Even if AI gets much better and finding answers, it won’t replace books, because books are not a compendium of answers.

A well-constructed book generates something far more important than answers: insight.

Insight changes the way you think about something.

No one reads Blue Ocean Strategy to get answers about strategy. They read it to learn to think a new way about strategy. This means Blue Ocean Strategy can enable you to plan and lead a company to places where there are no answers.

No one reads Atomic Habits to get answers about habits. They read it to learn a new attitude about how habits can improve your life and how to establish them when it’s difficult to do so. You can’t write “Tell me about how to establish a new habit” in an AI prompt and expect to get exactly the advice you need to finally change the way you live your life.

If you are writing a business book, you must ask, “How will the reader be different after they read my book?” How will change the way they think? What will they be able to do that they couldn’t do before?

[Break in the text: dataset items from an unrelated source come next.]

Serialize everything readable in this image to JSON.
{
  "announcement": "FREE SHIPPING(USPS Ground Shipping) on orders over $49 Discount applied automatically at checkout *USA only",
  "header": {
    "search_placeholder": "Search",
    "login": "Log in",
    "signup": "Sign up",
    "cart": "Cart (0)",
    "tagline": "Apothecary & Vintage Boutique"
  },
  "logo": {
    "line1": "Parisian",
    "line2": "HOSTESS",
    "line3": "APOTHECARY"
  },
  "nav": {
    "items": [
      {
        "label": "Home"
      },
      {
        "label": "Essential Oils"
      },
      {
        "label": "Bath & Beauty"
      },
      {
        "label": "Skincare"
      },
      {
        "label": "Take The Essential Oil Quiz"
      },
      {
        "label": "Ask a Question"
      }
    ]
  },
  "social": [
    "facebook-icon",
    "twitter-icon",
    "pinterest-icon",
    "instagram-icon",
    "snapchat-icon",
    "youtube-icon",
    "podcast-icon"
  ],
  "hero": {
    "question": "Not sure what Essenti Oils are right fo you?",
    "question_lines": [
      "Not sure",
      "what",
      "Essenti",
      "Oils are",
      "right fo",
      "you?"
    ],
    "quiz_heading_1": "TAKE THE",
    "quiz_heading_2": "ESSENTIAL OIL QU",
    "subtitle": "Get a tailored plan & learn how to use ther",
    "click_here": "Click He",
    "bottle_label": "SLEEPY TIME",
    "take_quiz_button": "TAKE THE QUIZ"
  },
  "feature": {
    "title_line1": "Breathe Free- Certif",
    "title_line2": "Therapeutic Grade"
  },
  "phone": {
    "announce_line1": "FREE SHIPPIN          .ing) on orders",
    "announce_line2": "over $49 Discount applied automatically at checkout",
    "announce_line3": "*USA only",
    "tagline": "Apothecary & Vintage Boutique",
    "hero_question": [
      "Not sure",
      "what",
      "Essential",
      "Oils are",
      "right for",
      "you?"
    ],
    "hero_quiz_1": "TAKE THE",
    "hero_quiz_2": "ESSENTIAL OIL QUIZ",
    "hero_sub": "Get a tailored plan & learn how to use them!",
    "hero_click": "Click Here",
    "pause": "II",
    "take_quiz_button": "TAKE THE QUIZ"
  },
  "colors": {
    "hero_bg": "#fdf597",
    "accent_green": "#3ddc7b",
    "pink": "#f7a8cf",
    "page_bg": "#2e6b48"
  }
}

Changing people’s way of thinking doesn’t happen because of a prompt. (If it was that easy, reading famous quotations from powerful thinkers would have changed everyone already by now.) Changing people’s way of thinking requires stories, argumentation, data, and thinking frameworks. It requires a book-length exposition because that’s how long it takes to change everything about the way someone plans, markets, manages, becomes motivated, leads, builds an organization, or whatever the book is trying to teach you to do.

Let me make it simple. A book that can be replaced by AI isn’t worth reading, or worth writing. But if your author aspirations are a little grander than that, you have nothing to worry about. AI isn’t going to replace books — ever.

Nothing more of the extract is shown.